Mein Blog hat nun ein neues Gesicht! Ich bekenne, der Abschied von seiner bisherigen optischen Darstellung hat mich einigen Abschiedsschmerz gekostet. Die Argumentation meiner Illustratorin, meine Seite sei auf dem Smartphone schwer lesbar (insbesondere die Sidebar), mochte ich jedoch nicht länger ignorieren.

Als Hinweis: Das Archiv und die Labels (oben links) müssen jetzt gesondert aufgerufen werden, sind aber ansonsten unverändert.
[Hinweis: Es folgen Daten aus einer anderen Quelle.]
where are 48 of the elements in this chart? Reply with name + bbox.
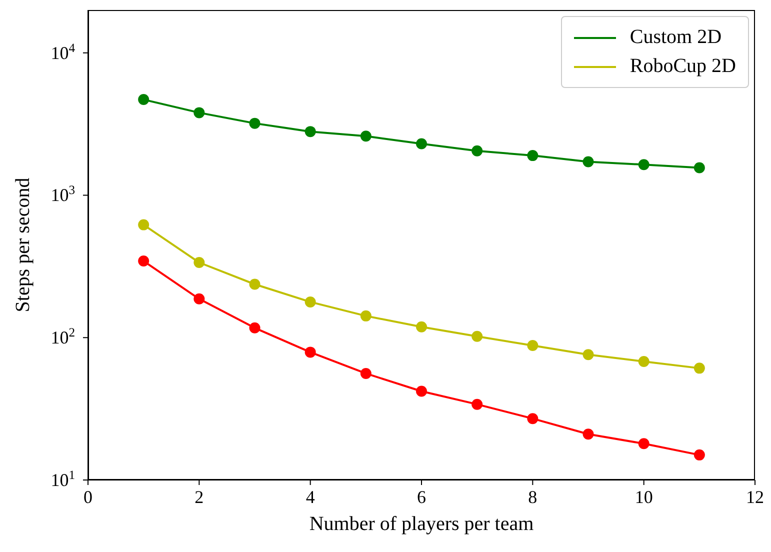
point — [638, 159, 650, 170]
legend-label: Custom 2D — [630, 26, 722, 49]
point — [416, 138, 427, 150]
x-tick-label: 12 — [746, 487, 764, 507]
point — [194, 256, 205, 268]
point — [582, 156, 594, 168]
point — [138, 219, 150, 230]
x-tick-label: 10 — [634, 487, 653, 507]
point — [304, 296, 316, 308]
x-axis-title: Number of players per team — [309, 513, 534, 535]
point — [249, 322, 260, 334]
point — [304, 346, 316, 358]
point — [249, 278, 260, 290]
x-tick-label: 2 — [194, 487, 204, 507]
point — [527, 340, 538, 352]
point — [472, 330, 483, 342]
point — [360, 130, 372, 142]
point — [527, 150, 538, 162]
point — [527, 413, 538, 424]
y-tick-label: 10$^{2}$ — [50, 326, 75, 348]
point — [360, 368, 372, 379]
point — [694, 449, 705, 460]
point — [638, 438, 650, 450]
point — [582, 349, 594, 360]
x-tick-label: 8 — [528, 487, 538, 507]
x-tick-label: 0 — [84, 487, 92, 507]
point — [360, 310, 372, 322]
point — [472, 398, 483, 410]
x-tick-label: 6 — [417, 487, 426, 507]
point — [304, 126, 316, 138]
y-axis-title: Steps per second — [12, 178, 34, 312]
point — [638, 356, 650, 367]
point — [694, 362, 705, 374]
point — [694, 162, 705, 174]
point — [138, 94, 150, 106]
point — [582, 428, 594, 440]
point — [194, 293, 205, 304]
legend-label: RoboCup 2D — [630, 55, 736, 78]
y-tick-label: 10$^{1}$ — [50, 468, 75, 490]
point — [416, 386, 427, 397]
point — [472, 145, 483, 156]
point — [249, 118, 260, 129]
x-tick-label: 4 — [306, 487, 315, 507]
point — [194, 107, 205, 118]
y-tick-label: 10$^{4}$ — [50, 40, 76, 63]
point — [416, 321, 427, 332]
y-tick-label: 10$^{3}$ — [50, 183, 75, 206]
point — [138, 256, 150, 267]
Dafür ist die Suchfunktion (oben rechts) nun schneller zu finden. Auf der Startseite werden die letzten beiden Artikel (mit Bild, falls sie eines enthalten) angezeigt, ebenso die Zahl der Kommentare dazu. An ältere Posts kommt man unterhalb dieser Anzeigen. Man kann spezielle Texte jedoch weiterhin über das Archiv, die Labels oder die Suchfunktion finden.

Klickt man einen Artikel an, findet man darunter ohne weiteren Aufruf die Kommentare dazu. Anschließend werden die vier Beiträge angezeigt, welche in den letzten 30 Tagen am meisten gelesen wurden.
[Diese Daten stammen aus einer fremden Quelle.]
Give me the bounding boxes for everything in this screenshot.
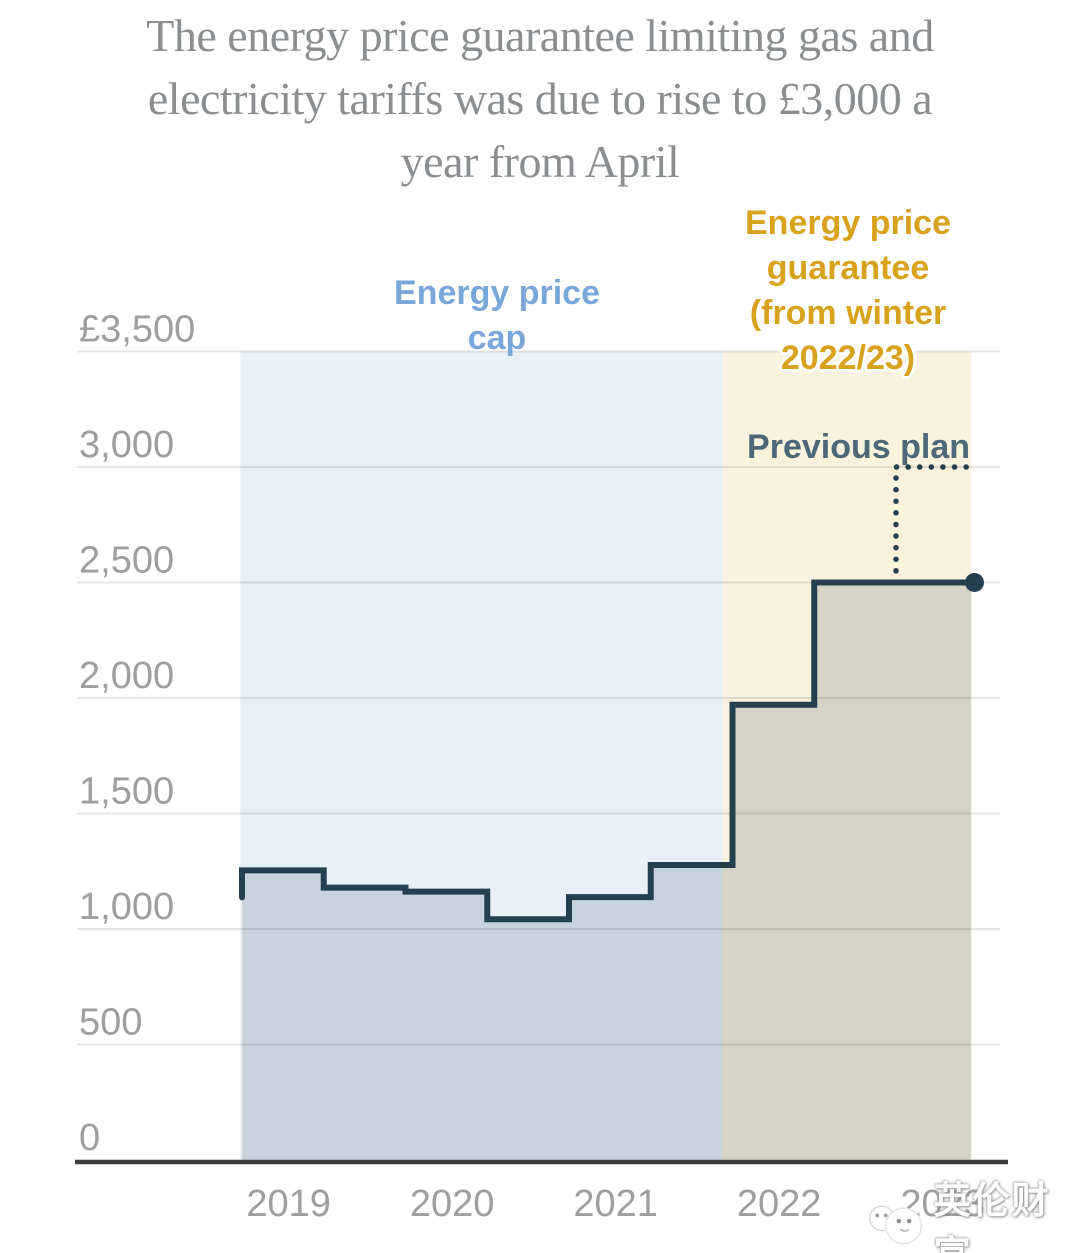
x-tick-label-2019: 2019 <box>246 1183 331 1225</box>
y-tick-label: 3,000 <box>79 424 174 466</box>
y-tick-label: 1,500 <box>79 771 174 813</box>
legend-cap-line-2: cap <box>467 319 527 357</box>
x-tick-label-2022: 2022 <box>737 1183 822 1225</box>
watermark: 英伦财富 <box>866 1170 1080 1253</box>
legend-epg-line-3: (from winter <box>749 294 947 332</box>
watermark-logo-icon <box>869 1205 923 1245</box>
previous-plan-label: Previous plan <box>747 428 970 466</box>
legend-energy-price-cap: Energy price cap <box>357 271 637 361</box>
y-tick-label: 2,500 <box>79 540 174 582</box>
x-tick-label-2020: 2020 <box>410 1183 495 1225</box>
title-line-1: The energy price guarantee limiting gas … <box>146 10 934 61</box>
watermark-text: 英伦财富 <box>933 1180 1051 1253</box>
legend-cap-line-1: Energy price <box>394 274 600 312</box>
region-energy-price-guarantee <box>722 351 972 1160</box>
chart-title: The energy price guarantee limiting gas … <box>0 4 1080 193</box>
legend-epg-line-4: 2022/23) <box>780 339 916 377</box>
legend-epg-line-2: guarantee <box>766 249 930 287</box>
title-line-2: electricity tariffs was due to rise to £… <box>147 73 933 124</box>
latest-value-dot <box>964 573 984 592</box>
legend-energy-price-guarantee: Energy price guarantee (from winter 2022… <box>708 201 988 381</box>
previous-plan-dotted-line <box>893 464 971 586</box>
y-tick-label: 0 <box>79 1117 100 1159</box>
area-under-line <box>242 582 972 1160</box>
y-tick-label: 500 <box>79 1002 142 1044</box>
region-energy-price-cap <box>240 351 723 1160</box>
x-tick-label-2021: 2021 <box>573 1183 658 1225</box>
y-tick-label: 1,000 <box>79 886 174 928</box>
legend-epg-line-1: Energy price <box>745 204 951 242</box>
y-tick-label: £3,500 <box>79 309 195 351</box>
title-line-3: year from April <box>400 136 680 187</box>
y-tick-label: 2,000 <box>79 655 174 697</box>
price-step-line <box>239 579 978 923</box>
Immer wieder stelle ich fest, dass manche Leser Schwierigkeiten mit dem Handling der Kommentarfunktion haben. Daher wieder einmal mein Angebot: Schickt mir den Text in diesem Fall gerne als Mail (mamuta-kg@web.de), ich stelle ihn dann für euch ein! Ich nehme auch gerne Rückmeldungen an, wenn es Probleme im Umgang mit dem neuen Layout des Blogs gibt!
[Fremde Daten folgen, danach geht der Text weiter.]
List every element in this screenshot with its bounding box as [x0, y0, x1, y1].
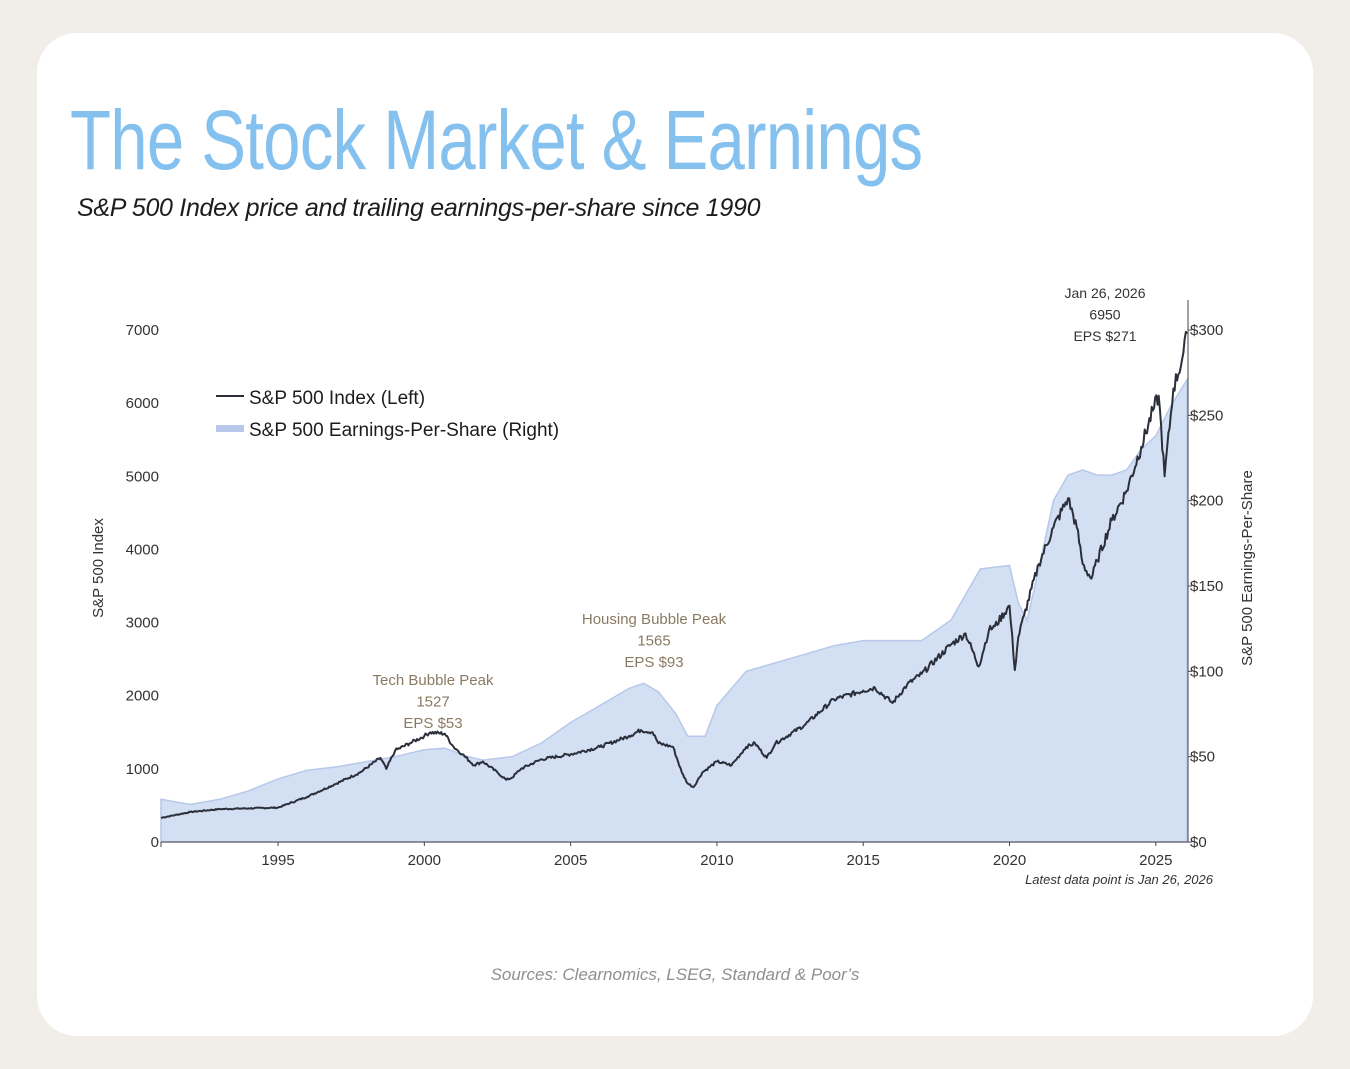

Last und auch least gibt es nun oben rechts auch die dem neuen EU-Recht entsprechende Datenschutzerklärung – man gönnt sich ja sonst nichts…

Bei der Gelegenheit habe ich mir wieder einmal die aktuellen Statistiken des Blogs betrachtet und war mehr als zufrieden. In den letzten Monaten pendelte sich die tägliche Zugriffszahl etwas oberhalb von 450 ein. Mehr als 500 Klicks am Tag gab es bislang nur einmal, im Februar 2018. Insgesamt sind es derzeit etwa 390 000 Aufrufe.

Dass mein Blog immer mehr Aufmerksamkeit gewinnt, sieht man auch an den zehn meistgelesenen Posts seit Bestehen dieser Seite (Oktober 2013): Acht davon stammen aus diesem Jahr (also den letzten 5 Monaten)!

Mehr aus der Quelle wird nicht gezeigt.